Let $R$ be the quotient of the polynomial ring $\mathbb{F}_p[x_1,x_2,x_3,\dots]$ by the ideal generated by the elements $x_n-x_{2n}x_{2n+1}$ for $n\ge 1$. Let $I=(x_1,x_2,x_3,\dots)\subset R$. By the construction of $R$ we see that all the generators of $I$ lie in $I^2$, hence $I=I^2$.

Let $R^{\text{p}}=\varinjlim (R\stackrel{F}\to R\stackrel{F}\to \dots)$ be the perfection of $R$, let $J=IR^{\text{p}}$, and $A=R^{\text{p}}/J$. Since $R^{\text{p}}$ is perfect, the map $\mathbb{F}_p\to R^{\text{p}}$ is formally étale. Since $J=J^2$ in $R^{\text{p}}$, the quotient map $R^{\text{p}}\to A$ is formally étale. By composition the map $\mathbb{F}_p \to A$ is formally étale.

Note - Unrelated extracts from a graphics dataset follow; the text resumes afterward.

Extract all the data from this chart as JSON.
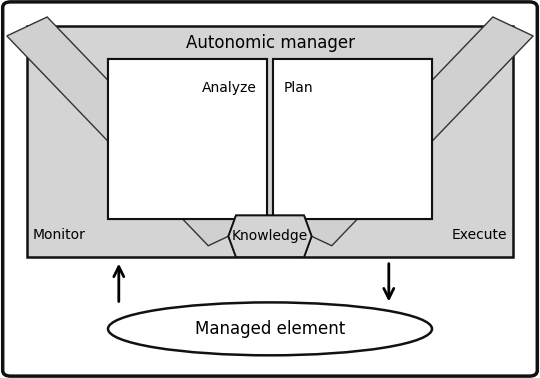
{
  "title": "Autonomic manager",
  "outer_bg": "#ffffff",
  "inner_bg": "#d4d4d4",
  "box_bg": "#ffffff",
  "band_fill": "#d0d0d0",
  "band_edge": "#333333",
  "knowledge_fill": "#d4d4d4",
  "label_monitor": "Monitor",
  "label_analyze": "Analyze",
  "label_plan": "Plan",
  "label_execute": "Execute",
  "label_knowledge": "Knowledge",
  "label_managed": "Managed element",
  "font_size_title": 12,
  "font_size_labels": 10,
  "font_size_managed": 12,
  "fig_w": 5.4,
  "fig_h": 3.78,
  "dpi": 100
}
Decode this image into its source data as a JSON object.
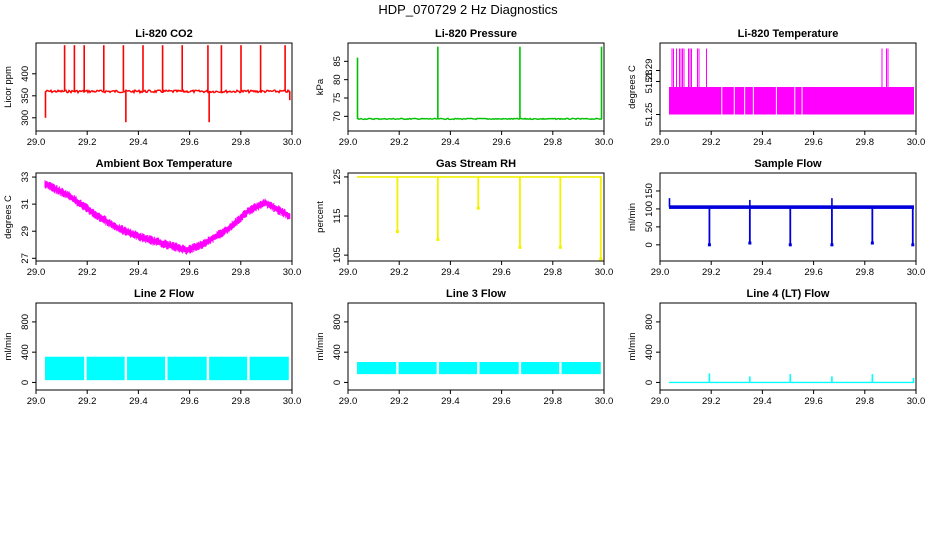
{
  "figure": {
    "title": "HDP_070729  2 Hz Diagnostics"
  },
  "chart_data": [
    {
      "type": "line",
      "title": "Li-820 CO2",
      "ylabel": "Licor ppm",
      "color": "#ff0000",
      "xlim": [
        29.0,
        30.0
      ],
      "ylim": [
        270,
        470
      ],
      "xticks": [
        "29.0",
        "29.2",
        "29.4",
        "29.6",
        "29.8",
        "30.0"
      ],
      "yticks": [
        {
          "value": 300,
          "label": "300"
        },
        {
          "value": 350,
          "label": "350"
        },
        {
          "value": 400,
          "label": "400"
        }
      ],
      "series": [
        {
          "name": "Li-820 CO2",
          "baseline": 360,
          "noise": 3,
          "spikes": [
            {
              "x": 29.002,
              "to": 300
            },
            {
              "x": 29.08,
              "to": 465
            },
            {
              "x": 29.12,
              "to": 465
            },
            {
              "x": 29.16,
              "to": 465
            },
            {
              "x": 29.24,
              "to": 465
            },
            {
              "x": 29.32,
              "to": 465
            },
            {
              "x": 29.33,
              "to": 290
            },
            {
              "x": 29.4,
              "to": 465
            },
            {
              "x": 29.48,
              "to": 465
            },
            {
              "x": 29.56,
              "to": 465
            },
            {
              "x": 29.665,
              "to": 465
            },
            {
              "x": 29.67,
              "to": 290
            },
            {
              "x": 29.72,
              "to": 465
            },
            {
              "x": 29.8,
              "to": 465
            },
            {
              "x": 29.88,
              "to": 465
            },
            {
              "x": 29.98,
              "to": 465
            },
            {
              "x": 29.999,
              "to": 340
            }
          ]
        }
      ]
    },
    {
      "type": "line",
      "title": "Li-820 Pressure",
      "ylabel": "kPa",
      "color": "#00c000",
      "xlim": [
        29.0,
        30.0
      ],
      "ylim": [
        66,
        90
      ],
      "xticks": [
        "29.0",
        "29.2",
        "29.4",
        "29.6",
        "29.8",
        "30.0"
      ],
      "yticks": [
        {
          "value": 70,
          "label": "70"
        },
        {
          "value": 75,
          "label": "75"
        },
        {
          "value": 80,
          "label": "80"
        },
        {
          "value": 85,
          "label": "85"
        }
      ],
      "series": [
        {
          "name": "Li-820 Pressure",
          "baseline": 69.3,
          "noise": 0.15,
          "spikes": [
            {
              "x": 29.002,
              "to": 86
            },
            {
              "x": 29.33,
              "to": 89
            },
            {
              "x": 29.665,
              "to": 89
            },
            {
              "x": 29.998,
              "to": 89
            }
          ]
        }
      ]
    },
    {
      "type": "line",
      "title": "Li-820 Temperature",
      "ylabel": "degrees C",
      "color": "#ff00ff",
      "xlim": [
        29.0,
        30.0
      ],
      "ylim": [
        51.235,
        51.315
      ],
      "xticks": [
        "29.0",
        "29.2",
        "29.4",
        "29.6",
        "29.8",
        "30.0"
      ],
      "yticks": [
        {
          "value": 51.25,
          "label": "51.25"
        },
        {
          "value": 51.28,
          "label": "51.28"
        },
        {
          "value": 51.29,
          "label": "51.29"
        }
      ],
      "series": [
        {
          "name": "Li-820 Temperature",
          "low": 51.25,
          "high": 51.275,
          "peak": 51.31
        }
      ]
    },
    {
      "type": "line",
      "title": "Ambient Box Temperature",
      "ylabel": "degrees C",
      "color": "#ff00ff",
      "xlim": [
        29.0,
        30.0
      ],
      "ylim": [
        26.8,
        33.3
      ],
      "xticks": [
        "29.0",
        "29.2",
        "29.4",
        "29.6",
        "29.8",
        "30.0"
      ],
      "yticks": [
        {
          "value": 27,
          "label": "27"
        },
        {
          "value": 29,
          "label": "29"
        },
        {
          "value": 31,
          "label": "31"
        },
        {
          "value": 33,
          "label": "33"
        }
      ],
      "series": [
        {
          "name": "Ambient Box Temperature",
          "band": 0.7,
          "x": [
            29.0,
            29.1,
            29.2,
            29.3,
            29.4,
            29.5,
            29.58,
            29.65,
            29.75,
            29.83,
            29.9,
            29.95,
            30.0
          ],
          "y": [
            32.5,
            31.6,
            30.3,
            29.2,
            28.5,
            28.0,
            27.6,
            28.1,
            29.2,
            30.5,
            31.1,
            30.6,
            30.1
          ]
        }
      ]
    },
    {
      "type": "line",
      "title": "Gas Stream RH",
      "ylabel": "percent",
      "color": "#f2f200",
      "xlim": [
        29.0,
        30.0
      ],
      "ylim": [
        103.5,
        126
      ],
      "xticks": [
        "29.0",
        "29.2",
        "29.4",
        "29.6",
        "29.8",
        "30.0"
      ],
      "yticks": [
        {
          "value": 105,
          "label": "105"
        },
        {
          "value": 115,
          "label": "115"
        },
        {
          "value": 125,
          "label": "125"
        }
      ],
      "series": [
        {
          "name": "Gas Stream RH",
          "baseline": 125,
          "dips": [
            {
              "x": 29.165,
              "to": 111
            },
            {
              "x": 29.33,
              "to": 109
            },
            {
              "x": 29.495,
              "to": 117
            },
            {
              "x": 29.665,
              "to": 107
            },
            {
              "x": 29.83,
              "to": 107
            },
            {
              "x": 29.995,
              "to": 104
            }
          ]
        }
      ]
    },
    {
      "type": "line",
      "title": "Sample Flow",
      "ylabel": "ml/min",
      "color": "#0000dd",
      "xlim": [
        29.0,
        30.0
      ],
      "ylim": [
        -45,
        200
      ],
      "xticks": [
        "29.0",
        "29.2",
        "29.4",
        "29.6",
        "29.8",
        "30.0"
      ],
      "yticks": [
        {
          "value": 0,
          "label": "0"
        },
        {
          "value": 50,
          "label": "50"
        },
        {
          "value": 100,
          "label": "100"
        },
        {
          "value": 150,
          "label": "150"
        }
      ],
      "series": [
        {
          "name": "Sample Flow",
          "baseline": 105,
          "band": 5,
          "dips": [
            {
              "x": 29.165,
              "to": 0
            },
            {
              "x": 29.33,
              "to": 5
            },
            {
              "x": 29.495,
              "to": 0
            },
            {
              "x": 29.665,
              "to": 0
            },
            {
              "x": 29.83,
              "to": 5
            },
            {
              "x": 29.995,
              "to": 0
            }
          ],
          "spikes": [
            {
              "x": 29.002,
              "to": 130
            },
            {
              "x": 29.33,
              "to": 125
            },
            {
              "x": 29.665,
              "to": 130
            }
          ]
        }
      ]
    },
    {
      "type": "area",
      "title": "Line 2 Flow",
      "ylabel": "ml/min",
      "color": "#00ffff",
      "xlim": [
        29.0,
        30.0
      ],
      "ylim": [
        -100,
        1050
      ],
      "xticks": [
        "29.0",
        "29.2",
        "29.4",
        "29.6",
        "29.8",
        "30.0"
      ],
      "yticks": [
        {
          "value": 0,
          "label": "0"
        },
        {
          "value": 400,
          "label": "400"
        },
        {
          "value": 800,
          "label": "800"
        }
      ],
      "series": [
        {
          "name": "Line 2 Flow",
          "low": 30,
          "high": 340,
          "gaps": [
            29.165,
            29.33,
            29.495,
            29.665,
            29.83
          ]
        }
      ]
    },
    {
      "type": "area",
      "title": "Line 3 Flow",
      "ylabel": "ml/min",
      "color": "#00ffff",
      "xlim": [
        29.0,
        30.0
      ],
      "ylim": [
        -100,
        1050
      ],
      "xticks": [
        "29.0",
        "29.2",
        "29.4",
        "29.6",
        "29.8",
        "30.0"
      ],
      "yticks": [
        {
          "value": 0,
          "label": "0"
        },
        {
          "value": 400,
          "label": "400"
        },
        {
          "value": 800,
          "label": "800"
        }
      ],
      "series": [
        {
          "name": "Line 3 Flow",
          "low": 110,
          "high": 270,
          "gaps": [
            29.165,
            29.33,
            29.495,
            29.665,
            29.83
          ]
        }
      ]
    },
    {
      "type": "line",
      "title": "Line 4 (LT) Flow",
      "ylabel": "ml/min",
      "color": "#00ffff",
      "xlim": [
        29.0,
        30.0
      ],
      "ylim": [
        -100,
        1050
      ],
      "xticks": [
        "29.0",
        "29.2",
        "29.4",
        "29.6",
        "29.8",
        "30.0"
      ],
      "yticks": [
        {
          "value": 0,
          "label": "0"
        },
        {
          "value": 400,
          "label": "400"
        },
        {
          "value": 800,
          "label": "800"
        }
      ],
      "series": [
        {
          "name": "Line 4 (LT) Flow",
          "baseline": 0,
          "spikes": [
            {
              "x": 29.165,
              "to": 120
            },
            {
              "x": 29.33,
              "to": 80
            },
            {
              "x": 29.495,
              "to": 110
            },
            {
              "x": 29.665,
              "to": 80
            },
            {
              "x": 29.83,
              "to": 110
            },
            {
              "x": 29.998,
              "to": 60
            }
          ]
        }
      ]
    }
  ]
}
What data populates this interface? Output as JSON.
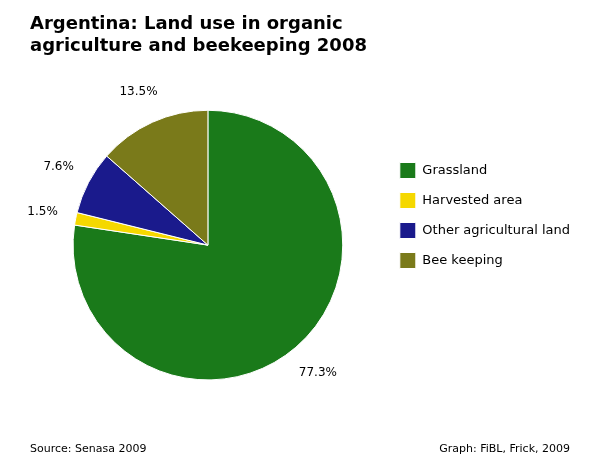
{
  "chart_data": {
    "type": "pie",
    "title": "Argentina: Land use in organic\nagriculture and beekeeping 2008",
    "categories": [
      "Grassland",
      "Harvested area",
      "Other agricultural land",
      "Bee keeping"
    ],
    "values": [
      77.3,
      1.5,
      7.6,
      13.5
    ],
    "value_labels": [
      "77.3%",
      "1.5%",
      "7.6%",
      "13.5%"
    ],
    "colors": [
      "#1a7a1a",
      "#f5d800",
      "#1a1a8c",
      "#7a7a1a"
    ],
    "data_labels": true,
    "legend": "right",
    "annotations": [
      "Source: Senasa 2009",
      "Graph: FiBL, Frick, 2009"
    ]
  }
}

Then $A=R^{\text{p}}/J$ is a local, nonreduced, zero-dimensional ring with residue field $\mathbb{F}_p$, which is formally étale over $\mathbb{F}_p$. Thus the map $\text{Spec}(A)\to \text{Spec}(\mathbb{F}_p)$ has all the required properties and is not an isomorphism.